Data Fetcher Classes
===================
The core of Metapub consists of several fetcher classes that provide access to different biomedical databases. All fetchers use the Borg singleton pattern and include comprehensive caching.
**🔄 Borg Singleton Pattern**
Metapub fetchers use the Borg pattern, which means all instances of the same fetcher class share the same state (cache, configuration, etc.).
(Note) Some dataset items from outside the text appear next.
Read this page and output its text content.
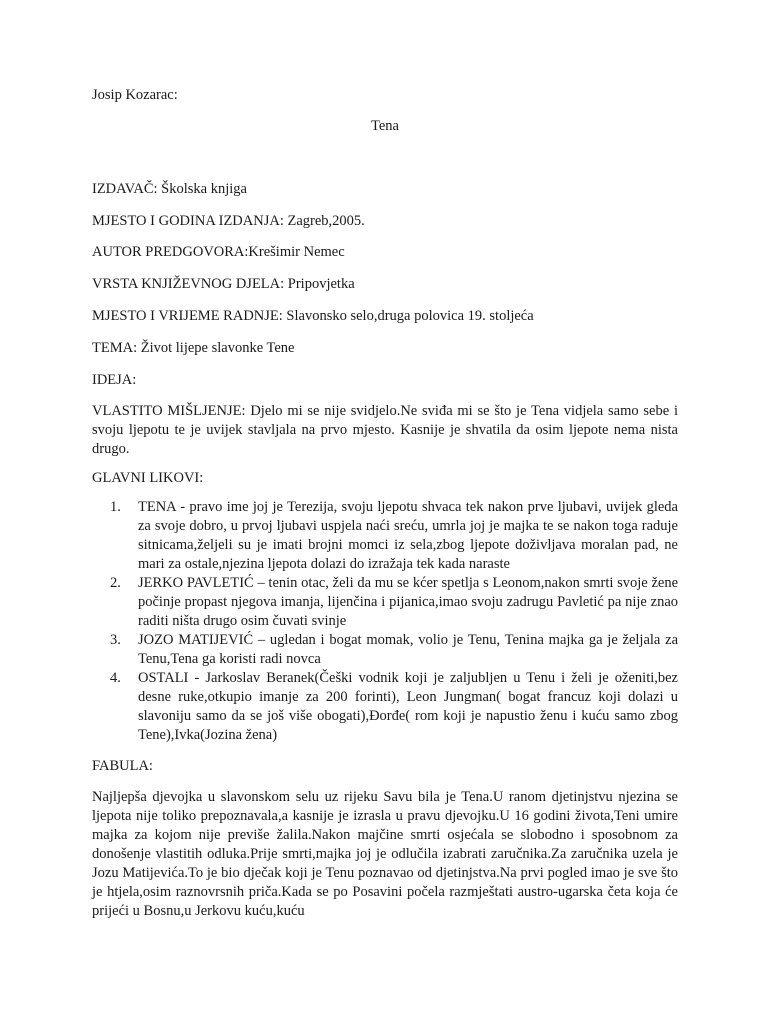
Josip Kozarac:
Tena
IZDAVAČ: Školska knjiga
MJESTO I GODINA IZDANJA: Zagreb,2005.
AUTOR PREDGOVORA:Krešimir Nemec
VRSTA KNJIŽEVNOG DJELA: Pripovjetka
MJESTO I VRIJEME RADNJE: Slavonsko selo,druga polovica 19. stoljeća
TEMA: Život lijepe slavonke Tene
IDEJA:
VLASTITO MIŠLJENJE: Djelo mi se nije svidjelo.Ne sviđa mi se što je Tena vidjela samo sebe i svoju ljepotu te je uvijek stavljala na prvo mjesto. Kasnije je shvatila da osim ljepote nema nista drugo.
GLAVNI LIKOVI:
1. TENA - pravo ime joj je Terezija, svoju ljepotu shvaca tek nakon prve ljubavi, uvijek gleda za svoje dobro, u prvoj ljubavi uspjela naći sreću, umrla joj je majka te se nakon toga raduje sitnicama,željeli su je imati brojni momci iz sela,zbog ljepote doživljava moralan pad, ne mari za ostale,njezina ljepota dolazi do izražaja tek kada naraste
2. JERKO PAVLETIĆ – tenin otac, želi da mu se kćer spetlja s Leonom,nakon smrti svoje žene počinje propast njegova imanja, lijenčina i pijanica,imao svoju zadrugu Pavletić pa nije znao raditi ništa drugo osim čuvati svinje
3. JOZO MATIJEVIĆ – ugledan i bogat momak, volio je Tenu, Tenina majka ga je željala za Tenu,Tena ga koristi radi novca
4. OSTALI - Jarkoslav Beranek(Češki vodnik koji je zaljubljen u Tenu i želi je oženiti,bez desne ruke,otkupio imanje za 200 forinti), Leon Jungman( bogat francuz koji dolazi u slavoniju samo da se još više obogati),Đorđe( rom koji je napustio ženu i kuću samo zbog Tene),Ivka(Jozina žena)
FABULA:
Najljepša djevojka u slavonskom selu uz rijeku Savu bila je Tena.U ranom djetinjstvu njezina se ljepota nije toliko prepoznavala,a kasnije je izrasla u pravu djevojku.U 16 godini života,Teni umire majka za kojom nije previše žalila.Nakon majčine smrti osjećala se slobodno i sposobnom za donošenje vlastitih odluka.Prije smrti,majka joj je odlučila izabrati zaručnika.Za zaručnika uzela je Jozu Matijevića.To je bio dječak koji je Tenu poznavao od djetinjstva.Na prvi pogled imao je sve što je htjela,osim raznovrsnih priča.Kada se po Posavini počela razmještati austro-ugarska četa koja će prijeći u Bosnu,u Jerkovu kuću,kuću
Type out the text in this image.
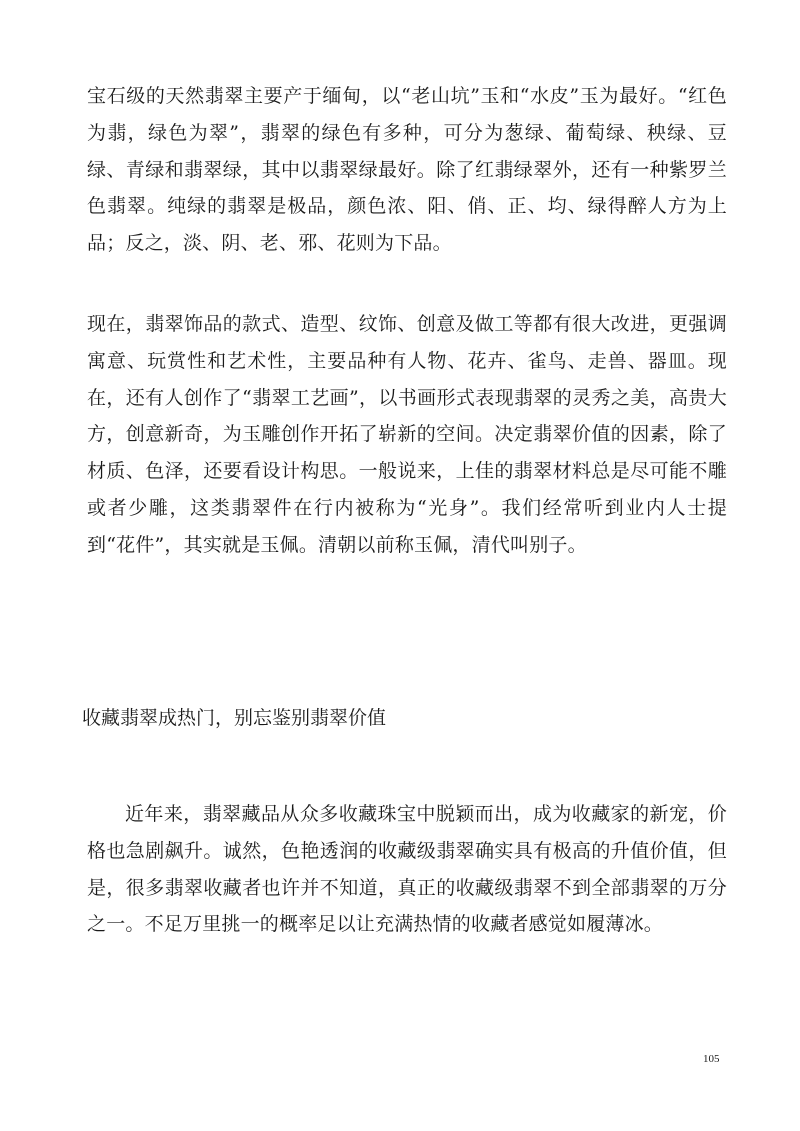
宝石级的天然翡翠主要产于缅甸，以“老山坑”玉和“水皮”玉为最好。“红色为翡，绿色为翠”，翡翠的绿色有多种，可分为葱绿、葡萄绿、秧绿、豆绿、青绿和翡翠绿，其中以翡翠绿最好。除了红翡绿翠外，还有一种紫罗兰色翡翠。纯绿的翡翠是极品，颜色浓、阳、俏、正、均、绿得醉人方为上品；反之，淡、阴、老、邪、花则为下品。

现在，翡翠饰品的款式、造型、纹饰、创意及做工等都有很大改进，更强调寓意、玩赏性和艺术性，主要品种有人物、花卉、雀鸟、走兽、器皿。现在，还有人创作了“翡翠工艺画”，以书画形式表现翡翠的灵秀之美，高贵大方，创意新奇，为玉雕创作开拓了崭新的空间。决定翡翠价值的因素，除了材质、色泽，还要看设计构思。一般说来，上佳的翡翠材料总是尽可能不雕或者少雕，这类翡翠件在行内被称为“光身”。我们经常听到业内人士提到“花件”，其实就是玉佩。清朝以前称玉佩，清代叫别子。

收藏翡翠成热门，别忘鉴别翡翠价值

近年来，翡翠藏品从众多收藏珠宝中脱颖而出，成为收藏家的新宠，价格也急剧飙升。诚然，色艳透润的收藏级翡翠确实具有极高的升值价值，但是，很多翡翠收藏者也许并不知道，真正的收藏级翡翠不到全部翡翠的万分之一。不足万里挑一的概率足以让充满热情的收藏者感觉如履薄冰。

105
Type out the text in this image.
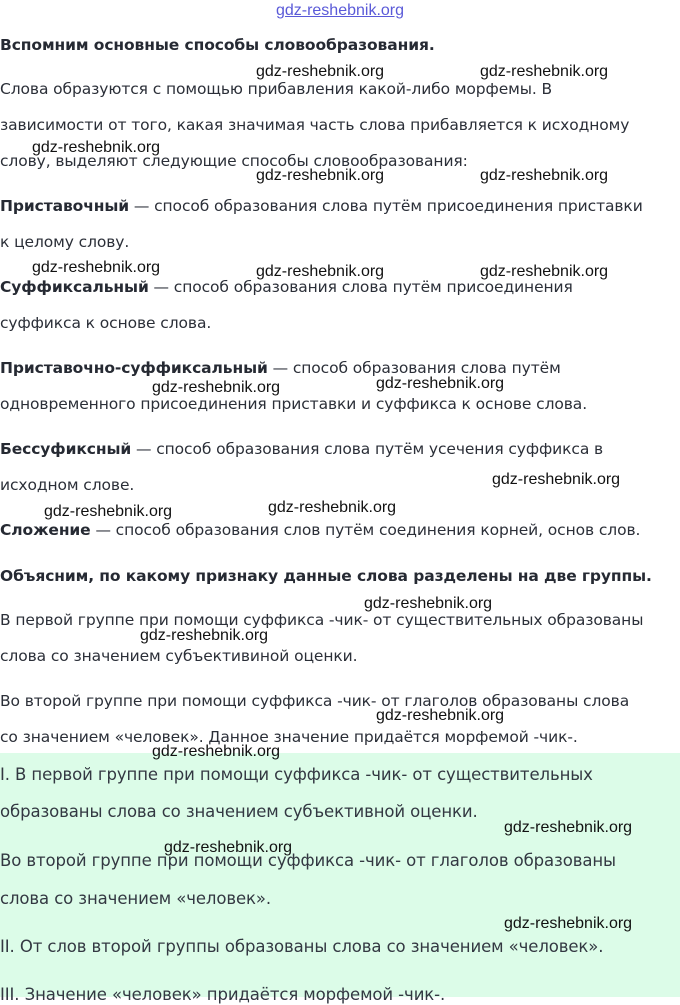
gdz-reshebnik.org
Вспомним основные способы словообразования.
Слова образуются с помощью прибавления какой-либо морфемы. В
зависимости от того, какая значимая часть слова прибавляется к исходному
слову, выделяют следующие способы словообразования:
Приставочный — способ образования слова путём присоединения приставки
к целому слову.
Суффиксальный — способ образования слова путём присоединения
суффикса к основе слова.
Приставочно-суффиксальный — способ образования слова путём
одновременного присоединения приставки и суффикса к основе слова.
Бессуфиксный — способ образования слова путём усечения суффикса в
исходном слове.
Сложение — способ образования слов путём соединения корней, основ слов.
Объясним, по какому признаку данные слова разделены на две группы.
В первой группе при помощи суффикса -чик- от существительных образованы
слова со значением субъективиной оценки.
Во второй группе при помощи суффикса -чик- от глаголов образованы слова
со значением «человек». Данное значение придаётся морфемой -чик-.
I. В первой группе при помощи суффикса -чик- от существительных
образованы слова со значением субъективной оценки.
Во второй группе при помощи суффикса -чик- от глаголов образованы
слова со значением «человек».
II. От слов второй группы образованы слова со значением «человек».
III. Значение «человек» придаётся морфемой -чик-.
gdz-reshebnik.org	gdz-reshebnik.org
gdz-reshebnik.org
gdz-reshebnik.org	gdz-reshebnik.org
gdz-reshebnik.org	gdz-reshebnik.org	gdz-reshebnik.org
gdz-reshebnik.org	gdz-reshebnik.org
gdz-reshebnik.org
gdz-reshebnik.org	gdz-reshebnik.org
gdz-reshebnik.org
gdz-reshebnik.org
gdz-reshebnik.org
gdz-reshebnik.org
gdz-reshebnik.org
gdz-reshebnik.org
gdz-reshebnik.org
This provides several benefits:
- **Shared cache:** Multiple ``PubMedFetcher()`` instances automatically share cached data
- **Consistent configuration:** API keys and settings apply across all instances
- **Memory efficiency:** No duplicate caches or redundant API calls
- **Consistency:** Safe to use across different parts of your application
.. code-block:: python
# These two fetchers share the same cache and configuration
fetch1 = PubMedFetcher()
fetch2 = PubMedFetcher()
# Article cached by fetch1 is immediately available to fetch2
article = fetch1.article_by_pmid('12345678')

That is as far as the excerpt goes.